Revue de Presse avec La Libre Belgique (Bruxelles) /

« Lichtenstein règne à Paris » :

Extraits : « ARTS VISUELS. Après Londres, excellente rétrospective Roy Lichtenstein, à Paris. Réalisée en partenariat entre la Tate Modern et l’Art Institute de Chicago, cet ensemble Lichtenstein bénéficie au Centre Pompidou d’une scénographie enjouée et colorée qui renouvelle entièrement l’impact que la même exposition, à une série de pièces près, avait pu avoir à Londres, où nous l’avions vue au printemps. A l’instar de celle des bords de la Tamise, la démonstration des bords de la Seine privilégie un double regard, chronologique et thématique, mais le découpage proposé à Paris favorise une circulation sans aucun doute plus attrayante, moins stéréotypée, des modules bleu et blanc assurant une réelle fraîcheur de vision. Aérée, sensible, panoramique, tapis bleu et sol gris, l’invitation parisienne convie à reconsidérer un art qui, montré ainsi, semble n’avoir pris aucune ride. Tout démarre avec Mickey et Donald Duck, figures de proue des premiers élans d’un artiste qui invitait le monde ambiant à s’installer dans ses toiles. Ainsi, George Washington y donne-t-il tôt le change aux héros de bandes dessinées. Des peintures et des sculptures alternent le jeu tout au long du parcours, ce n’était pas aussi ouvertement le cas à Londres. De 1952 date un « Indien » peint à l’huile sur bois (…)

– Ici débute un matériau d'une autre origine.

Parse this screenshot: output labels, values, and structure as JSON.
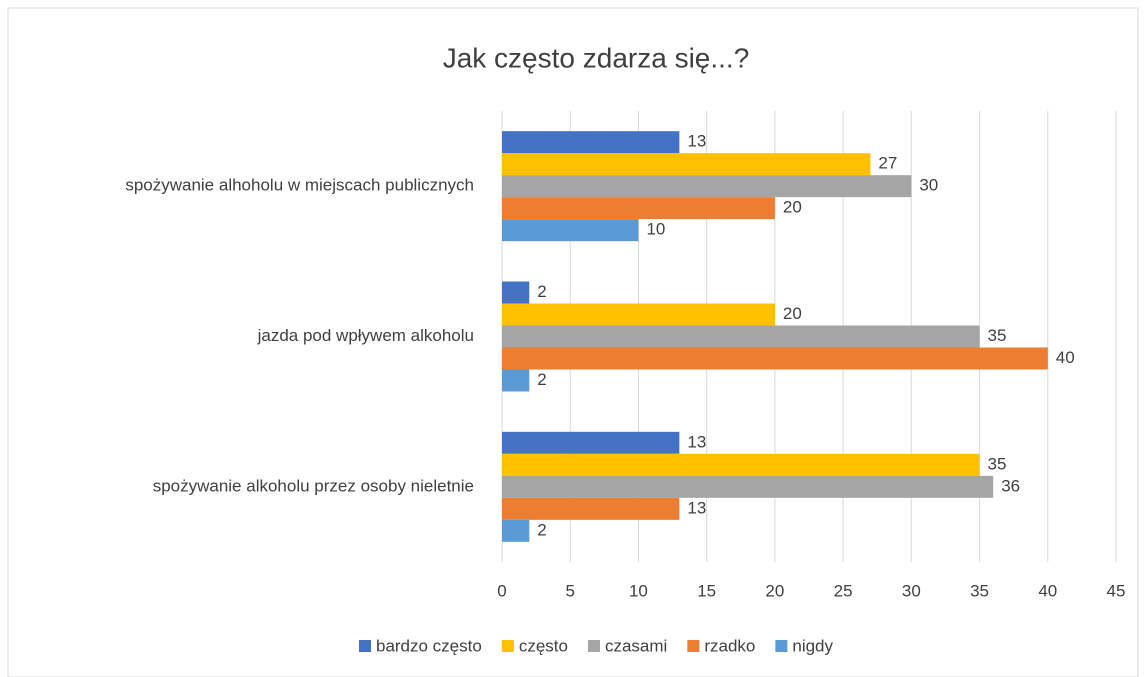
{
  "chart_data": {
    "type": "bar",
    "orientation": "horizontal",
    "title": "Jak często zdarza się...?",
    "categories": [
      "spożywanie alhoholu w miejscach publicznych",
      "jazda pod wpływem alkoholu",
      "spożywanie alkoholu przez osoby nieletnie"
    ],
    "series": [
      {
        "name": "bardzo często",
        "color": "#4472c4",
        "values": [
          13,
          2,
          13
        ]
      },
      {
        "name": "często",
        "color": "#ffc000",
        "values": [
          27,
          20,
          35
        ]
      },
      {
        "name": "czasami",
        "color": "#a5a5a5",
        "values": [
          30,
          35,
          36
        ]
      },
      {
        "name": "rzadko",
        "color": "#ed7d31",
        "values": [
          20,
          40,
          13
        ]
      },
      {
        "name": "nigdy",
        "color": "#5b9bd5",
        "values": [
          10,
          2,
          2
        ]
      }
    ],
    "xlim": [
      0,
      45
    ],
    "xticks": [
      0,
      5,
      10,
      15,
      20,
      25,
      30,
      35,
      40,
      45
    ],
    "grid": true,
    "legend": "bottom"
  }
}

S’il accrocha ses basques au Pop Art, on se rend compte que Roy Lichtenstein (1923-1997) s’en démarquait par un style clair, fait de lignes nettes, d’agrandissements de trames d’imprimerie comme dans les gazettes, de couleurs primaires appliquées en aplat. Il en alla ainsi tout au long de son parcours. Et, s’il dialogua avec les figures populaires des comics à succès, le peintre américain assuma un héritage à la fois classique par le choix de ses thèmes – portraits, paysages, natures mortes – et de mèche avec l’avant-garde quand il se mit à relire Matisse, Mondrian, Picasso ou Léger. Et toujours avec ses couleurs et ses trames à lui. Dans les années 60, il se plut d’abord à agrandir au-delà de l’entendement des objets usuels soudain sacralisés : loupe, pneu, balle de golf, radio portable (…) Il paraphrasa le quotidien agressif et commercial en monumentalisant des couvertures de magazines ou un vulgaire Hot-Dog. « Ce que je crée – disait-il – c’est la forme. » Il disait aussi : « Je veux que mon tableau ait l’air d’avoir été programmé. Je veux cacher la trace de ma main. » Ce qui l’assimile aux artistes pop qui vantaient la banalité des choses et des réalités.

L’EXPO

Centre Pompidou, Paris, jusqu’au 4 novembre, tous les jours, sauf le mardi, de 11 à 21h, le jeudi jusqu’à 23h.

Catalogue en couleurs sous la direction de Camille Morineau, 240 pages, 200 illustrations, 40 euros.